Friday, September 10, 2010

the centres of life...

This report to the Unitarian Sunday School Society given by Rev. George Batchelor in 1901:

"THE CHILD, THE CHURCH, AND THE CITIZEN."

"If all the men and women of any congregation, be it large or small, should accept as a fact that which has been abundantly shown in experience, that the whole public and private life of the next generation will be determined by the influence exerted upon the boys and girls in their homes, their week-day schools, and their Sunday-schools before they are eighteen years of age, this feeble impulse which now lends itself to the moral and religious education of the young, will become a swelling flood, lifting every institution of society to a higher level.

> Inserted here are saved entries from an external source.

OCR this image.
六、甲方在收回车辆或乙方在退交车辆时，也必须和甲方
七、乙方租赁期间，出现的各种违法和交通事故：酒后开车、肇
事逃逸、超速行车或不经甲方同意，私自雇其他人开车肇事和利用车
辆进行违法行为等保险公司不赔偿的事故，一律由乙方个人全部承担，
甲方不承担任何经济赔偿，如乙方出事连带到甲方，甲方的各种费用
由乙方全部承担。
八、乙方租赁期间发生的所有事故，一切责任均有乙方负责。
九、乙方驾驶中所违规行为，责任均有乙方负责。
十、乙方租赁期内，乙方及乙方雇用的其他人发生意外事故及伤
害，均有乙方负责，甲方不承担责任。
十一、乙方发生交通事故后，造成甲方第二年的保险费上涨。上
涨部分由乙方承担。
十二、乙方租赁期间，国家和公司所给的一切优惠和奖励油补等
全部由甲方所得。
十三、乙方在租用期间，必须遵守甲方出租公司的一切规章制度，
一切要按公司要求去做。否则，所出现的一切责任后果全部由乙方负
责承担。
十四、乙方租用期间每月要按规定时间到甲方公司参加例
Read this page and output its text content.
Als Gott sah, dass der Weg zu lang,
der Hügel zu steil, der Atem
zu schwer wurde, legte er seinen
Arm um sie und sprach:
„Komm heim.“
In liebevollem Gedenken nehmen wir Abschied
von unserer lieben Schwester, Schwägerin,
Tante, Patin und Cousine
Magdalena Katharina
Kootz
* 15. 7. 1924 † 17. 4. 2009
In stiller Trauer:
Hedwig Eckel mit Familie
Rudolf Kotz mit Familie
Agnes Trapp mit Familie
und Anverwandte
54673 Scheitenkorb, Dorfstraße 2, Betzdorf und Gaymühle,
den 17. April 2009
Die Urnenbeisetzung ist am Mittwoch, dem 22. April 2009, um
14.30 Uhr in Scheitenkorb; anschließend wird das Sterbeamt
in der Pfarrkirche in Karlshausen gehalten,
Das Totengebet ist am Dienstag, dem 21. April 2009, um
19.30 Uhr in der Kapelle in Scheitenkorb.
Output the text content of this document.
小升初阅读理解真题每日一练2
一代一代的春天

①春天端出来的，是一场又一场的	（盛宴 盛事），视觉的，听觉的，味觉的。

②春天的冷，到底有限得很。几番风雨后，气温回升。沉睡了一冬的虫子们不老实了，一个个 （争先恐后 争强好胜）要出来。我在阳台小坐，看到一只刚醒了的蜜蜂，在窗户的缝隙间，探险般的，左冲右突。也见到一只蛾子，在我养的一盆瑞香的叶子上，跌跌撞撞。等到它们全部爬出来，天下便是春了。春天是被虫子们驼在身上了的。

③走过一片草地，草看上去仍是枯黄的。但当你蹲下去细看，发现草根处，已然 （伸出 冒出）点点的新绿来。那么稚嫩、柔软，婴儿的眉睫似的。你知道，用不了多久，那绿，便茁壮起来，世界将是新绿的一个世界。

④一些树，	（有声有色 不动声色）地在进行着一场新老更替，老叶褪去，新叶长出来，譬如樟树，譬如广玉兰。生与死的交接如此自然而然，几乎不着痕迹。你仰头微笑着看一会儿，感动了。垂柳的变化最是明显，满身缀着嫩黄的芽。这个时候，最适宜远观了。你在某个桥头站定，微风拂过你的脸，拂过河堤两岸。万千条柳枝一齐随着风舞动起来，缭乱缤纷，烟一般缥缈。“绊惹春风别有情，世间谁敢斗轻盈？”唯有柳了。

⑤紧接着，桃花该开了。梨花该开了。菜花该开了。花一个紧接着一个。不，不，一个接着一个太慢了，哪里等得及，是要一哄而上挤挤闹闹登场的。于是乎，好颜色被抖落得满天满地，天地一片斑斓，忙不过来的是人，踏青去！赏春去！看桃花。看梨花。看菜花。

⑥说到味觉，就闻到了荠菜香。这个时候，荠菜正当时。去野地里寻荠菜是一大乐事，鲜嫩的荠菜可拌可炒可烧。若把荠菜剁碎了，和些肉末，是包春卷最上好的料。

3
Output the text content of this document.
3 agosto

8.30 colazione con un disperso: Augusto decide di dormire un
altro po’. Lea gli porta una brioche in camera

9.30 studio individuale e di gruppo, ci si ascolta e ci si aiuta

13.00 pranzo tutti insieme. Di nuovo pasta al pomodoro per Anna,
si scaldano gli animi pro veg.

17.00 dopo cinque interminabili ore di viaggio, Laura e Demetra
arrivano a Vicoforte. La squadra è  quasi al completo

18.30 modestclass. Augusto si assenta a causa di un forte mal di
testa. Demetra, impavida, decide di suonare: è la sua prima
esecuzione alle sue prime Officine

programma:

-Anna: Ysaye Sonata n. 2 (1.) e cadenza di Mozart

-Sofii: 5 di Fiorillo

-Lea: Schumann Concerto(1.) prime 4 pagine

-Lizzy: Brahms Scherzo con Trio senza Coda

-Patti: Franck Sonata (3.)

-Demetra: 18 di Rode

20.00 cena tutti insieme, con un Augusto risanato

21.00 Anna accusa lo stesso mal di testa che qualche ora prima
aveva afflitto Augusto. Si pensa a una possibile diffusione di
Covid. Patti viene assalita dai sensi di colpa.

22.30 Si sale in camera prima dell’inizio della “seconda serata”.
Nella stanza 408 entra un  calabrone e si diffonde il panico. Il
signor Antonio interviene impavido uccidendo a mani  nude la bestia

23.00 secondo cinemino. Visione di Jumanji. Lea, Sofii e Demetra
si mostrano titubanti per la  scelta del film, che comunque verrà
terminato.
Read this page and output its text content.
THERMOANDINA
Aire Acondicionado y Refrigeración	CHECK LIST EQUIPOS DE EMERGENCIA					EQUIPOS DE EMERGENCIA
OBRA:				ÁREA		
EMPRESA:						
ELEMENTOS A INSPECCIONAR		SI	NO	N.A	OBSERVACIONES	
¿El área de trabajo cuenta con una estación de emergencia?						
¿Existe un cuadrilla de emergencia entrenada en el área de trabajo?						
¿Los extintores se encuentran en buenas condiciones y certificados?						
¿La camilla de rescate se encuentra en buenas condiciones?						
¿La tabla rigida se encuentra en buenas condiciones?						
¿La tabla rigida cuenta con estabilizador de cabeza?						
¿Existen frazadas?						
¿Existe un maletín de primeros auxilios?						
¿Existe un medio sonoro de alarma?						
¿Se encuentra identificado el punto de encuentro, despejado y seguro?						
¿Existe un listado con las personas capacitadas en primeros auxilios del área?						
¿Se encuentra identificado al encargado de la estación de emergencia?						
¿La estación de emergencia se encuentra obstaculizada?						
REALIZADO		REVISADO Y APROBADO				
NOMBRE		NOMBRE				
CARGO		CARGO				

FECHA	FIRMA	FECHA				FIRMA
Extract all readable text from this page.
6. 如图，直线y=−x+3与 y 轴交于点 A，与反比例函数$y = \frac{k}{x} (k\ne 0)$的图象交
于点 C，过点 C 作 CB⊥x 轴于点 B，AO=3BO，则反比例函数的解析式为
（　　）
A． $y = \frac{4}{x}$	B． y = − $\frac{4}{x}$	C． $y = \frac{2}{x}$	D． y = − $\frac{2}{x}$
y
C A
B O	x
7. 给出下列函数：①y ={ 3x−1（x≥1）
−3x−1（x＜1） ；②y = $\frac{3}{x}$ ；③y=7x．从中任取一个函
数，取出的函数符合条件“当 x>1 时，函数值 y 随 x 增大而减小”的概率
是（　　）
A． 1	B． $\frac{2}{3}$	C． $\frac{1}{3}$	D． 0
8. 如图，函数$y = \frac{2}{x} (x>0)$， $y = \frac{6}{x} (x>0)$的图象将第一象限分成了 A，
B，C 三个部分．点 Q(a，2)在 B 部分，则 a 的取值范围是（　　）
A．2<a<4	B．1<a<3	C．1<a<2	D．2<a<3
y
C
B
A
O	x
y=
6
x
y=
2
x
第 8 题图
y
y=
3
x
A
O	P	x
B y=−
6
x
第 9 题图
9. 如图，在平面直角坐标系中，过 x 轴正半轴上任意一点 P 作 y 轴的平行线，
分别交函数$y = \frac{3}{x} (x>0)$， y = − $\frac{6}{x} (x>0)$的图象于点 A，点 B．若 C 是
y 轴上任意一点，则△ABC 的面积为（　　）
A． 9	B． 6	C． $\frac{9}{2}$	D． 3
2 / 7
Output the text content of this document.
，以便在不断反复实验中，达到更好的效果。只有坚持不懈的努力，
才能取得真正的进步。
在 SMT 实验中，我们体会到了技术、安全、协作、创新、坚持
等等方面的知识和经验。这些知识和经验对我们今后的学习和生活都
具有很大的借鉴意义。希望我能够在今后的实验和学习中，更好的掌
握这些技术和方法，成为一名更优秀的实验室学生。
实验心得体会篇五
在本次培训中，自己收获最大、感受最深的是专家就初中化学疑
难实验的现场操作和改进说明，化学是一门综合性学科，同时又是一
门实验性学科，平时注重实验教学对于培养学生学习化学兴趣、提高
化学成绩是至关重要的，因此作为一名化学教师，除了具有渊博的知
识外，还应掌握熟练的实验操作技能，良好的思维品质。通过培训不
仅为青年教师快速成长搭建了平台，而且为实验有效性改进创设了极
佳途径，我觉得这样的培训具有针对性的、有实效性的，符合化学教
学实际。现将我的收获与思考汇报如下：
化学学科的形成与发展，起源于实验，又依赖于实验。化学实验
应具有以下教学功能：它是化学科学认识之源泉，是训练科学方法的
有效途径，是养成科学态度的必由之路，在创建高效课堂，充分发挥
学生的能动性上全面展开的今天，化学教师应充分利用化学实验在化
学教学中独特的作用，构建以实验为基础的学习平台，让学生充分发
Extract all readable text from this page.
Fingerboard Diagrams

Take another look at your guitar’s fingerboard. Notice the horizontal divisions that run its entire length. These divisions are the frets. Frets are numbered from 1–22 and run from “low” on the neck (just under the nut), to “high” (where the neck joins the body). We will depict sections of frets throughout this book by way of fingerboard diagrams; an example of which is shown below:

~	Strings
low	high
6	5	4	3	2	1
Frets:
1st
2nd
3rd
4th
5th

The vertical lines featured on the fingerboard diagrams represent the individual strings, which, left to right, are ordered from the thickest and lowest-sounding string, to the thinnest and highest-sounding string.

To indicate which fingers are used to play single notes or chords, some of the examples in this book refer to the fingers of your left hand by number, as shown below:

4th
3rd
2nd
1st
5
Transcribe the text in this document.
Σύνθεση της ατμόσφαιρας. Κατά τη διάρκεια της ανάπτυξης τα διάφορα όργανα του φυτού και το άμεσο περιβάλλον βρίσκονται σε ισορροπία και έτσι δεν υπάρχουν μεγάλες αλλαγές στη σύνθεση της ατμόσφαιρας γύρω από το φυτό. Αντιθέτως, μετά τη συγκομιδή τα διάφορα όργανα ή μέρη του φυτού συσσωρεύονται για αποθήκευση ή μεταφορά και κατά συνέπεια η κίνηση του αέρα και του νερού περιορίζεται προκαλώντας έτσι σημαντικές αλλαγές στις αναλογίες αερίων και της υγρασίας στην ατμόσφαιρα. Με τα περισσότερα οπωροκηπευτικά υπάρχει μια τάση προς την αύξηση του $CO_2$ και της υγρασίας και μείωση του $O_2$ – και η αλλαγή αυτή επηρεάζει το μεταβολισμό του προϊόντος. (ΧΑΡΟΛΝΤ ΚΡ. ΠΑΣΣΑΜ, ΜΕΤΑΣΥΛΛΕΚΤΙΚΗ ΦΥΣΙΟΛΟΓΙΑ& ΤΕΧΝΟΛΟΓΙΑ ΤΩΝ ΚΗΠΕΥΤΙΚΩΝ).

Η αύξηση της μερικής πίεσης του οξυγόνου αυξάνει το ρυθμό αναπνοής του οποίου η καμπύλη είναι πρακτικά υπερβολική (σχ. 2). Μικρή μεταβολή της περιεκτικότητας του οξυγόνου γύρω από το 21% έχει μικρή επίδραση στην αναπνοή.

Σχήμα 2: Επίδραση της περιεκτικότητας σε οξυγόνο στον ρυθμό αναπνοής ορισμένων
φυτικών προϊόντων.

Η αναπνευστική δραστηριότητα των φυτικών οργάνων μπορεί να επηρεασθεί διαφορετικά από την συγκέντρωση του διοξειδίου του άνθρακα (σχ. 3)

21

We cannot make Abraham Lincolns six feet four inches high, with other features to match; but men of that type of character we might produce in abundance if we loved and honored and reverenced and rewarded men of that type. That which appears written all over the surface of the national life, whether good or evil, indicates exactly that which in their secret hearts millions of men and women have really honored and cherished. When evil appears on the surface, and for very shame we rise up to criticise and condemn, we shape in a moderate degree public opinion and the events which make history, without, however, greatly changing the deeper impulses of the national life. But the influence for which I am pleading, which may be exerted upon the young in our Sunday schools and churches, shapes the national life and all its institutions from the roots upward. If every boy and girl in every one of our congregations knew that, going out into the world, there was an organization at home that expected great things of its children, that it would note their successes and rejoice in their moral achievement, what an impulse of moral good health would be felt in all the ranks of society! Music, art, a knowledge of sacred literature, are accomplishments graceful and beautiful. But their full work is not done until they have reached the centres of life and stirred the impulses which create character."